The partitioning function works for RDD requests in Java and Scala, and can be specified as a parameter to the RDD methods. For example:

// If country name starts with [a-n] go to ryftone-2:8765
// Otherwise go to ryftone-2:8765
def byCountry(query: RyftQuery): List[String] = {
    def byFirstLetter(country: String): List[String] = {
        if (('a' to 'n').contains(country.head.toLower)) 
            List("http://ryftone-1:8765")
        else 
            List("http://ryftone-2:8765")   
    }
    
    RyftPartitioner.byField(query, byFirstLetter, Seq("country")).toList
}
  
sc.ryftRDD(List(query), qoptions, byCountry)
    .asInstanceOf[RyftRDD[Map[String, String]]].map(r=> new Record(r))
    .toDF().cache().registerTempTable("query2")
    
println("query2: " + sqlc.table("query2").count)
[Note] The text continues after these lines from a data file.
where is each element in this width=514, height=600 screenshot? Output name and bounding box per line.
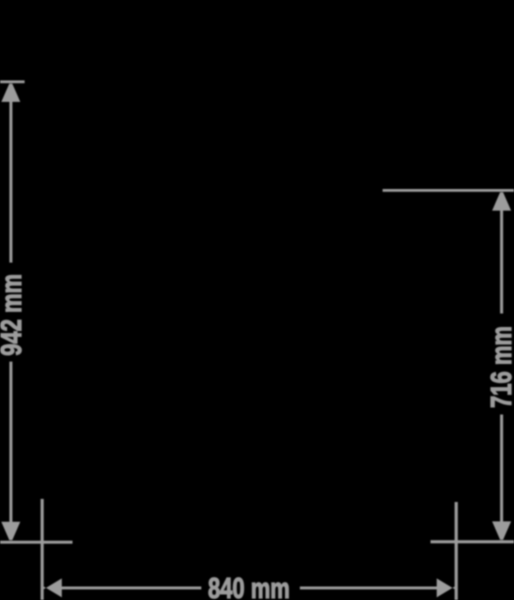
- svg-text:942 mm: 942 mm: [0, 274, 28, 356]
- dimension 716mm: up arrowhead: [492, 192, 511, 210]
- dimension 942mm: lower shaft segment: [9, 362, 12, 523]
- dimension 942mm: upper shaft segment: [9, 101, 12, 263]
- dimension 942mm: down arrowhead: [1, 522, 20, 540]
- dimension 942mm: up arrowhead: [1, 84, 20, 102]
- dimension 716mm: upper shaft segment: [500, 210, 503, 314]
- dimension 840mm: left arrowhead: [44, 578, 62, 597]
- dimension 942mm: top extension line: [0, 80, 25, 83]
- svg-text:716 mm: 716 mm: [486, 326, 514, 408]
- dimension 840mm: right line segment: [300, 587, 437, 590]
- dimension 716mm: lower shaft segment: [500, 415, 503, 523]
- dimension 840mm: right arrowhead: [437, 578, 455, 597]
- dimension 942mm: bottom extension line: [0, 541, 73, 544]
- svg-text:840 mm: 840 mm: [208, 573, 290, 600]
- dimension 840mm: right extension line: [455, 502, 458, 600]
- dimension 716mm: bottom extension line: [431, 540, 514, 543]
- dimension 716mm: top extension line: [383, 189, 514, 192]
- dimension 840mm: left line segment: [61, 587, 202, 590]
- dimension 716mm: down arrowhead: [492, 521, 511, 539]
- dimension 840mm: left extension line: [41, 499, 44, 600]
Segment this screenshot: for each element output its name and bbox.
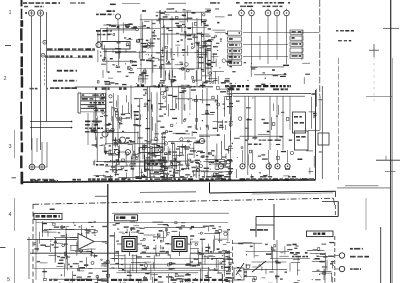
bus wire bbox=[34, 268, 107, 270]
transistor Q7 bbox=[120, 137, 126, 143]
terminal label REM SHIFT bbox=[350, 256, 369, 258]
right margin tick bbox=[383, 27, 399, 29]
svg-text:2: 2 bbox=[4, 76, 7, 82]
wire bbox=[321, 86, 323, 179]
wire bbox=[107, 184, 109, 283]
bus wire bbox=[110, 263, 226, 265]
right tick bbox=[385, 156, 387, 160]
input select section (upper) bbox=[201, 8, 232, 23]
connector label stack bbox=[81, 94, 106, 112]
wire bbox=[206, 88, 208, 178]
junction bbox=[41, 53, 45, 57]
transistor Q1 bbox=[96, 42, 101, 47]
border text row bbox=[88, 178, 302, 181]
cable label 2 bbox=[45, 57, 93, 59]
speaker terminal B bbox=[39, 164, 45, 170]
pre out main in labels bbox=[85, 121, 102, 123]
wire bbox=[31, 138, 33, 164]
wire bbox=[45, 166, 48, 168]
tone amp label box bbox=[115, 215, 138, 221]
wire bbox=[319, 96, 321, 130]
rec play equipment label bbox=[107, 10, 116, 12]
top block right border bbox=[315, 90, 317, 180]
wire tick bbox=[95, 195, 108, 197]
flat amp section bbox=[168, 85, 198, 141]
small text bbox=[96, 164, 108, 166]
bus wire bbox=[27, 239, 77, 241]
wire bbox=[276, 96, 278, 140]
selector terminal J4 bbox=[249, 10, 255, 16]
box top wire bbox=[232, 242, 262, 244]
wire bbox=[217, 95, 219, 132]
wire bbox=[365, 198, 367, 230]
muting section bbox=[195, 131, 233, 180]
relay box K3 bbox=[318, 133, 329, 145]
wire bbox=[95, 93, 97, 140]
input terminal J1 bbox=[29, 10, 35, 16]
margin tick bbox=[5, 45, 11, 47]
fuse box F1 bbox=[139, 148, 150, 153]
wire bbox=[40, 16, 42, 150]
junction cluster bbox=[221, 251, 234, 283]
IC U1 box bbox=[102, 42, 130, 50]
right horizontal wire bbox=[376, 159, 400, 161]
title underline bbox=[122, 3, 140, 5]
margin line segments bbox=[14, 130, 16, 158]
wire bbox=[273, 204, 275, 240]
wire bbox=[244, 96, 246, 165]
connector bracket bbox=[77, 93, 79, 113]
wire bbox=[269, 96, 271, 150]
title text row right bbox=[210, 2, 220, 4]
transistor Q2 bbox=[115, 14, 120, 19]
small label bbox=[247, 144, 272, 146]
equalizer amp label bbox=[137, 84, 163, 86]
bus wire bbox=[30, 252, 228, 254]
selector section texture bbox=[230, 62, 311, 85]
right small text bbox=[336, 30, 354, 32]
wire bbox=[31, 16, 33, 150]
remote driver section bbox=[307, 242, 334, 283]
power section right bbox=[199, 143, 233, 178]
wire bbox=[87, 113, 89, 145]
label row bbox=[30, 88, 49, 90]
right cross mark bbox=[369, 49, 379, 51]
wire bbox=[230, 96, 232, 178]
bus wire bbox=[36, 222, 228, 224]
wire bbox=[301, 30, 303, 60]
right tick 2 bbox=[385, 171, 396, 173]
wire pair bbox=[30, 121, 72, 123]
wire bbox=[196, 18, 198, 86]
left content line bbox=[35, 220, 37, 280]
lower block right dashed border bbox=[334, 205, 336, 217]
bus wire bbox=[112, 258, 229, 260]
bus wire bbox=[135, 86, 213, 88]
remote terminal 1 bbox=[339, 253, 344, 258]
wire bbox=[171, 16, 173, 86]
wire bbox=[337, 202, 339, 217]
wire bbox=[46, 142, 48, 167]
switch S2 bbox=[252, 261, 266, 272]
bus wire bbox=[233, 93, 311, 95]
remote control label box bbox=[307, 231, 334, 237]
wire bbox=[270, 258, 310, 260]
selector matrix wires bbox=[243, 33, 319, 65]
dashed switch row bbox=[245, 140, 300, 141]
op-amp U10 bbox=[78, 234, 94, 250]
ic label rows bbox=[96, 30, 112, 32]
svg-text:3: 3 bbox=[9, 144, 12, 150]
label row bbox=[57, 70, 77, 72]
wire bbox=[209, 182, 211, 192]
bus wire bbox=[137, 68, 200, 70]
terminal label GND bbox=[350, 268, 361, 270]
lower block dash-dot border bbox=[33, 198, 334, 204]
label row bbox=[50, 87, 77, 89]
transistor Q11 bbox=[199, 138, 204, 143]
module M1 (shielded can) bbox=[117, 232, 142, 257]
transistor Q5 bbox=[102, 131, 108, 137]
wire bbox=[117, 95, 119, 145]
wire bbox=[46, 12, 48, 122]
ac terminal row bbox=[218, 164, 290, 169]
right sheet border line bbox=[390, 0, 392, 283]
title text row left bbox=[23, 2, 60, 4]
wire bbox=[196, 95, 198, 130]
border text row 2 bbox=[31, 180, 58, 182]
wire bbox=[105, 93, 107, 131]
pilot terminal bbox=[115, 150, 120, 155]
cable label 1 bbox=[47, 50, 96, 52]
speaker terminal A bbox=[29, 164, 35, 170]
bus wire bbox=[105, 143, 166, 145]
wire fan bbox=[160, 88, 162, 111]
wire bbox=[105, 87, 107, 145]
title text row mid bbox=[110, 4, 116, 6]
bus wire bbox=[210, 191, 336, 193]
wire bbox=[140, 14, 142, 86]
wire bbox=[267, 16, 269, 33]
relay box K1 bbox=[293, 112, 306, 133]
wire bbox=[132, 150, 134, 180]
junction bbox=[43, 40, 47, 44]
wire bbox=[308, 130, 320, 132]
lower block left dashed border bbox=[32, 204, 34, 283]
bus wire bbox=[140, 191, 196, 193]
label row bbox=[53, 80, 77, 82]
bus wire bbox=[118, 270, 229, 272]
cable shield dashes bbox=[44, 59, 46, 86]
selector terminal J5 bbox=[265, 10, 271, 16]
svg-text:5: 5 bbox=[7, 277, 10, 283]
wire bbox=[35, 166, 39, 168]
bus wire bbox=[100, 28, 160, 30]
wire bbox=[289, 96, 291, 130]
main tone amp section bbox=[109, 222, 231, 283]
remote box dashed border bbox=[232, 240, 234, 283]
bus wire 2 bbox=[252, 193, 333, 194]
top block bottom border bbox=[22, 180, 316, 182]
selector terminal J6 bbox=[274, 10, 280, 16]
terminal label +B SHIFT bbox=[350, 248, 363, 250]
source selector labels (AUX/TUNER/PHONO) bbox=[228, 31, 242, 65]
wire bbox=[255, 216, 257, 237]
lower border note bbox=[50, 209, 55, 211]
wire bbox=[251, 16, 253, 33]
module M2 (shielded can) bbox=[167, 232, 192, 257]
tone control label bbox=[95, 88, 127, 90]
margin tick bbox=[0, 247, 6, 249]
power trans box T1 bbox=[145, 160, 165, 170]
relay box K2 bbox=[295, 131, 309, 150]
bus wire bbox=[256, 215, 338, 217]
terminal stub wires bbox=[242, 150, 244, 163]
selector terminal J7 bbox=[284, 10, 290, 16]
wire bbox=[322, 201, 338, 203]
wire bbox=[282, 96, 284, 150]
left border segment bbox=[28, 237, 30, 279]
rec out selector column bbox=[143, 85, 168, 177]
wire bbox=[254, 96, 256, 140]
selector terminal J3 bbox=[239, 10, 245, 16]
rec out column wires bbox=[146, 86, 148, 178]
right border double line bbox=[391, 58, 393, 283]
mode select label strip bbox=[225, 85, 291, 87]
sparse wires area bbox=[276, 144, 322, 160]
input terminal J2 bbox=[38, 10, 44, 16]
wire bbox=[248, 96, 250, 140]
relay frame bbox=[234, 268, 244, 280]
inner box top bbox=[112, 212, 229, 214]
wire bbox=[241, 16, 243, 30]
right horizontal wire bbox=[337, 187, 391, 189]
right column texture bbox=[308, 89, 322, 129]
power amp drive section bbox=[168, 141, 201, 179]
remote terminal 2 bbox=[339, 266, 344, 271]
wire bbox=[41, 142, 43, 164]
monitor selector labels (TAPE/MON) bbox=[290, 30, 303, 58]
switch S1 bbox=[236, 263, 244, 275]
input select section bbox=[196, 30, 233, 84]
wire bbox=[256, 224, 274, 226]
bus wire bbox=[233, 95, 305, 97]
function switch section bbox=[194, 86, 234, 130]
remote amp section bbox=[237, 243, 300, 283]
right vertical wire bbox=[337, 58, 339, 180]
wire bbox=[319, 0, 321, 96]
right vertical wire bbox=[373, 57, 375, 104]
right vertical wire bbox=[380, 227, 382, 283]
wire bbox=[36, 138, 38, 152]
pre/tone amp label box bbox=[34, 213, 62, 219]
label text bbox=[250, 229, 268, 231]
svg-text:4: 4 bbox=[9, 212, 12, 218]
wire bbox=[113, 93, 115, 140]
tick bbox=[25, 12, 27, 14]
amp section top border bbox=[75, 86, 135, 88]
head amp section bbox=[136, 8, 212, 90]
equalizer amp section bbox=[97, 22, 139, 85]
wire bbox=[276, 240, 278, 283]
speaker label bbox=[290, 252, 308, 254]
right horizontal tick bbox=[366, 96, 392, 98]
wire bbox=[286, 16, 288, 33]
wire bbox=[276, 16, 278, 33]
wire bbox=[184, 12, 186, 80]
wire bbox=[160, 10, 162, 78]
right column texture low bbox=[306, 151, 314, 174]
left sheet border bar (top section) bbox=[20, 0, 23, 184]
svg-text:1: 1 bbox=[9, 10, 12, 16]
power supply section bbox=[104, 140, 200, 180]
pre tone amp section bbox=[34, 221, 110, 283]
bus wire bbox=[118, 52, 208, 54]
tone amp section bbox=[90, 93, 145, 177]
mode section texture bbox=[234, 98, 294, 178]
wire bbox=[130, 85, 132, 118]
bottom text row bbox=[49, 279, 228, 281]
wire bbox=[151, 20, 153, 86]
margin tick bbox=[12, 177, 17, 179]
In case of Spark node running on Ryft ONE box, you can use partitioning to implement co-location strategy. For example:

import java.net.URL

// This query uses preferred node selection
// All requests to ryft boxes will request execution on the corresponding node (with same ip)
// If no nodes availble execution will fallback to other free nodes

def sameNodeSelection(url: String) = {
    val preferredNodes = Set(new URL(url).getHost)
    println("preferred nodes: " + url + "->" + preferredNodes)
    preferredNodes
  }
  
sc.ryftRDD(List(query), qoptions, nopart, sameNodeSelection)
    .asInstanceOf[RyftRDD[Map[String, String]]].map(r=> new Record(r))
    .toDF().cache().registerTempTable("query3")
    
println("query3: " + sqlc.table("query3").count)

NOTE: When multiple partitioning rules are applied, the one with most priority is used from low to high: partition class in sparkConfig, partition class in query, partition function.

##CI and Publishing

Continuous integration and deployment are managed with Travis CI service. As soon as a commit is pushed to the repository on Github, a continuous integration cycle is launched:

  • automatic building for Pull Requests and commits;
  • automatic tests execution for Pull Requests and commits;
  • building and testing project against multiple Scala versions: 2.10.6 and 2.11.7;
  • notifying about build results;
  • uploading assets to Maven Central and Github Releases repositories (only for tagged commit on master branch);

Code Contributions

Contributions guidelines can be found in CONTRIBUTING file.

##License Ryft-Customized BSD License is covered in LICENSE file.